マクガフィン

ビブリア古書堂の事件手帖のマクガフィンのレビュー・感想・評価

ビブリア古書堂の事件手帖(2018年製作の映画)
2.9
ポスターの印象から、日常の謎を解く、ほのぼの系人情劇かと思いきや、ライトミステリに驚く。原作・漫画未読。TVドラマ未見。

情報が少ない古書から読み出すことは、鋭い推理なのか特殊能力なのか判別不能。小説なら成立できていると思うが、映画だとキツい。その能力をあっさり受け入れる男たちも如何なものか。

ミステリー要素は薄味で、犯人捜しの含みをもたらしているかもよく分からず、犯人の動機や狂気も宙ぶらりんで、アクションは評価の対象外に。
古書のうんちくは、古書の価値や物語に関連することばかりで、説明的で味わい不足に。何気ない古書に関するエピソードも必要だったのでは。物語の重要なファクターなので、作品がブレた原因に。また、一番描きたいことが伝わってこなく、ヒット原作の一番支持されている要素が何なのか、まるで分からないのも問題に。

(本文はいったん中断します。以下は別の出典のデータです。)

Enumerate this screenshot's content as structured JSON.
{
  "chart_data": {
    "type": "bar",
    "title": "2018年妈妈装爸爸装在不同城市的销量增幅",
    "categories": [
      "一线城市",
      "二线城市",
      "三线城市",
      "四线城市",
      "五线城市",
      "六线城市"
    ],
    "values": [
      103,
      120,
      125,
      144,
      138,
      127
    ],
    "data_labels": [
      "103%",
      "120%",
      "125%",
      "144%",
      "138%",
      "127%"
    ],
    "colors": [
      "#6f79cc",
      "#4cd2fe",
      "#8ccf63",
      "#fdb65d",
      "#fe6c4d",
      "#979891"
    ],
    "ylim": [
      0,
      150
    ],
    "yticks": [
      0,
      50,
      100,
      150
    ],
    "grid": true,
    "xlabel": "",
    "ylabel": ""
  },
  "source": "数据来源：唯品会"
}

そんなこんなだが、東出昌大の蠱惑的な雰囲気が漂う過去パートが面白く、東出と夏帆が抱き合う海辺で、海の波が左右から斜めに混じり合う背景描写が秀逸。ギルティな東出とイノセントな野村の対比も興味深いが、古書が紡ぐ過去と現在は散漫して、纏まりに欠けることに。

映画的に物足りなく感じたのか、終盤の意味不明なカーチェイス・バトル・ダイビングを盛り込むなら、丁寧な背景描写を積み重ねた方が良かったのでは。
東出は、今作は助演だが、「菊とギロチン」「寝ても覚めても」も素晴らしく、2018年の主演男優賞の筆頭候補に。